中国で約200億バーツ(約970億円)規模の投資詐欺に関わったとして国際手配されていた中国人の女が、タイ北部チェンマイで逮捕された。タイ入国管理局が国際的な追跡の末に身柄を確保したもので、女のタイ滞在ビザはすでに取り消され、中国への送還手続きが進められている。
逮捕されたのは、鄭儀(ヂェン・イー)容疑者(33)。中国で「鄭夫人(マダム・ヂェン)」と呼ばれていた人物だ。タイ入国管理局によると、容疑者は中国・深センの「深セン巨航クラウドストレージ技術」の総支配人を務め、クラウドサーバーへの投資で「月利最大5%」をうたう事業を展開していたとされる。

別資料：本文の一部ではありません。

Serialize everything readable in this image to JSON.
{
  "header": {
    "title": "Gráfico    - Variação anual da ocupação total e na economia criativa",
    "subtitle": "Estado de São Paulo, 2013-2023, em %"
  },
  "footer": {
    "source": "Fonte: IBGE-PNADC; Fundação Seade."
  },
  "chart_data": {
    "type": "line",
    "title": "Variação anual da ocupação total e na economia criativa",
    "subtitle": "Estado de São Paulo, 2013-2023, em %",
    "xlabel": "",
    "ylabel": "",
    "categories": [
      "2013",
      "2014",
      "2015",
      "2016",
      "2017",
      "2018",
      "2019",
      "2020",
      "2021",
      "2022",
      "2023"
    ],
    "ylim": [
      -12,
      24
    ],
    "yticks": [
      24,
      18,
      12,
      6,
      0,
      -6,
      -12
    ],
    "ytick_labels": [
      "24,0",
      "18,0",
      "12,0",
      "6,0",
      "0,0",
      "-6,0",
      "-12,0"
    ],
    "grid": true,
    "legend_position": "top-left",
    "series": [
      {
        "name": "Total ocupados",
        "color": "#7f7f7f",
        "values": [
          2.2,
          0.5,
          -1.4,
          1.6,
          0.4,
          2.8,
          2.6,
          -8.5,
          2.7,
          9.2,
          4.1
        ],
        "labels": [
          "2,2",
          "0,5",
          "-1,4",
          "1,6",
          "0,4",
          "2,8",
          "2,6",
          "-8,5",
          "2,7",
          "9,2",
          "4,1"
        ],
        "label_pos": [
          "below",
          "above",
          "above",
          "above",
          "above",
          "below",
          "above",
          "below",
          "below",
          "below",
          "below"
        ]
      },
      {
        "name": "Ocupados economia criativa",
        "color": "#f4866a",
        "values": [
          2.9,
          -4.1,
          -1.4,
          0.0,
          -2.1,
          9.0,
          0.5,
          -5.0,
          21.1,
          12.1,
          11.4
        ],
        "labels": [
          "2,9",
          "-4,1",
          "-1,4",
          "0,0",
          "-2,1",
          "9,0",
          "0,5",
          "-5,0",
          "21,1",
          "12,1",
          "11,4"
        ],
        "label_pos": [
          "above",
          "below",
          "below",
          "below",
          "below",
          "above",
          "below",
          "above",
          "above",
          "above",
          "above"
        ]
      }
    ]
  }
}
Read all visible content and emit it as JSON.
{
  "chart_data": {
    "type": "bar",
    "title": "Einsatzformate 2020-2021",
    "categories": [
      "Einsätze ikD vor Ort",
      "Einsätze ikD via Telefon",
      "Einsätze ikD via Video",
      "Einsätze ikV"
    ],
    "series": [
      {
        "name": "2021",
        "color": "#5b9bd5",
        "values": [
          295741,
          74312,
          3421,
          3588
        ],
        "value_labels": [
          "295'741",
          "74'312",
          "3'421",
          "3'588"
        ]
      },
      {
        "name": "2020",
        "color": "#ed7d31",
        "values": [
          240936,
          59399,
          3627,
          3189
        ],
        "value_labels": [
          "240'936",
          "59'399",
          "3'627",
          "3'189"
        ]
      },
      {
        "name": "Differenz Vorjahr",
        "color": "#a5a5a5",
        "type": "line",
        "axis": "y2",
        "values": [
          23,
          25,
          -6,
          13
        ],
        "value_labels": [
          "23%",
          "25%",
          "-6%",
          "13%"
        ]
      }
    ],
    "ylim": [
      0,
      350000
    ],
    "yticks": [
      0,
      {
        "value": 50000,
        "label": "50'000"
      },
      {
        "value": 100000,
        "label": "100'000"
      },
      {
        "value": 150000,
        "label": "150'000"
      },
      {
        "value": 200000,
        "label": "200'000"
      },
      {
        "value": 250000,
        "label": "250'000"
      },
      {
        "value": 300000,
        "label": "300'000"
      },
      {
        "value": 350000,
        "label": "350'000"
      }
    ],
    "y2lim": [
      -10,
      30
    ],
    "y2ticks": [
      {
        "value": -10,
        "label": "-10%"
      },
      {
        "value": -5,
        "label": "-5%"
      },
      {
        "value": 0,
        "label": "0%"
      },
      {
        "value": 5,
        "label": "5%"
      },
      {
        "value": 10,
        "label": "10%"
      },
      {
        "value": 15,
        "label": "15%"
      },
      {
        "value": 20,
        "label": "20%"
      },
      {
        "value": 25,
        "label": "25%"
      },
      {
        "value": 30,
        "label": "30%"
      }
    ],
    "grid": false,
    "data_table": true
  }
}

この詐欺による被害は4,500人以上、被害総額は42億4,300万元(約200億バーツ)に上るという。中国・深センの公安当局は2025年2月、この事件を立件していた。
中国当局は容疑者に国際刑事警察機構(インターポール)の国際手配書「レッドノーティス」を出し、在タイ中国大使館を通じて協力を要請していた。タイの入管当局は容疑者の足取りを追い、チェンマイ・ランパーン間のスーパーハイウェイ沿いのコンドミニアムで本人と確認して逮捕した。
逮捕を受けて容疑者のビザは取り消され、身柄は入管局の捜査部門に移された。今後、中国へ送還される見通しだ。タイは観光や長期滞在で外国人が集まりやすく、国外で罪に問われた人物の「逃亡先」になりやすい面もある。当局は外国人の不法滞在や指名手配者の摘発を強化している。